Kibice Sandecji Nowy Sącz z tęsknotą wspominają Słowaka Rudolfa Urbana, który reprezentował biało-czarne barwy wiosną sezonu 2009/2010 i jesienią kolejnego, by następnie przenieść się do Piasta Gliwice. Do dziś można spotkać się z opiniami, że był to ostatni rozgrywający z prawdziwego zdarzenia, którego miał w swoich szeregach sądecki klub. Spore nadzieje były związane z osobą Filipa Burkhardta, który jednak oczekiwań nie spełnił. Dużo lepsze wrażenie sprawia obecny kapitan Paweł Nowak. Co prawda trudno sobie wyobrazić jedenastkę Sandecji bez tego zawodnika, ale i tak nie wszyscy są zadowoleni z jego postawy. Jednym z powodów jest fakt, iż doświadczony pomocnik w ubiegłym sezonie strzelił raptem jedną bramkę w I lidze i to z rzutu karnego. W tym dołożył jedną, w meczu Pucharu Polski z Polonią Bytom. Kibice oczekują czegoś więcej.
Piłkarzem z ciekawą przeszłością jest Łukasz Grzeszczyk, który dołączył do nowosądeckiej drużyny w lipcu tego roku. 26-letni pomocnik ma w swoim CV występy w Wiśle Płock, Zniczu Pruszków (razem z Robertem Lewandowskim), Widzewie Łódź, Warcie Poznań i GKS Bełchatów.

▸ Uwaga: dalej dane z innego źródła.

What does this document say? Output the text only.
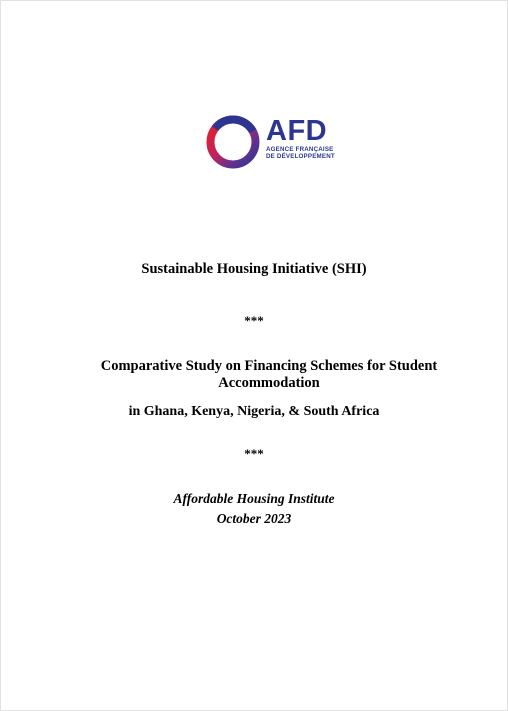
AFD
AGENCE FRANÇAISE
DE DÉVELOPPEMENT

Sustainable Housing Initiative (SHI)

***

Comparative Study on Financing Schemes for Student Accommodation

in Ghana, Kenya, Nigeria, & South Africa

***

Affordable Housing Institute

October 2023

Czy Sandecja doczekała się godnego następcy Rudolfa Urbana?
- To gracz o sporych umiejętnościach technicznych. W meczu z Miedzią było widać, że on chce to pokazać na murawie. Nie wystarczą jednak indywidualne zdolności. Wiodący zawodnik musi być decydentem, czyli ciągnać grę, prowadzić ją, utrzymywać piłkę. W tym przypadku wychodziło mu to różnie. Uważam jednak, że Łukasz ma cechy, które mogą sprawić, że stanie się rozgrywającym z prawdziwego zdarzenia - to opinia nowego trenera drużyny z Nowego Sącza, Ryszarda Kuźmy.
Sam zainteresowany podchodzi do tematu ze zdrowym rozsądkiem i spokojem. - To dopiero początek. Przyszedłem do klubu w lipcu, więc przed sezonem zagrałem raptem kilka sparingów, a liga się rozkręca. Potrzebuję trochę zgrania z Pawłem Nowakiem, czy innymi kolegami z drużyny - stwierdził pomocnik Sandecji.
Kiedy urodzony w Ostrołęce pomocnik trafił do Nowego Sącza, mógł być nieco zaskoczony, bo w pierwszych dwóch meczach o stawkę wchodził z ławki rezerwowych. W dwóch kolejnych był już podstawowym graczem.
- Nie ukrywam, że byłem nieco zaskoczony tym, że nie znalazłem się w pierwszym składzie w potyczkach z Polonią Bytom i Okocimskim Brzesko. Uznałem, że widocznie muszę ciężej trenować, by przekonać trenera. Czy zostanę liderem środka pola w Sandecji? Trudno mi się do tego odnieść i nie mnie to oceniać. Mam nadzieję, że w ostatnim meczu zaprezentowałem się korzystnie - zakończył Łukasz Grzeszczyk.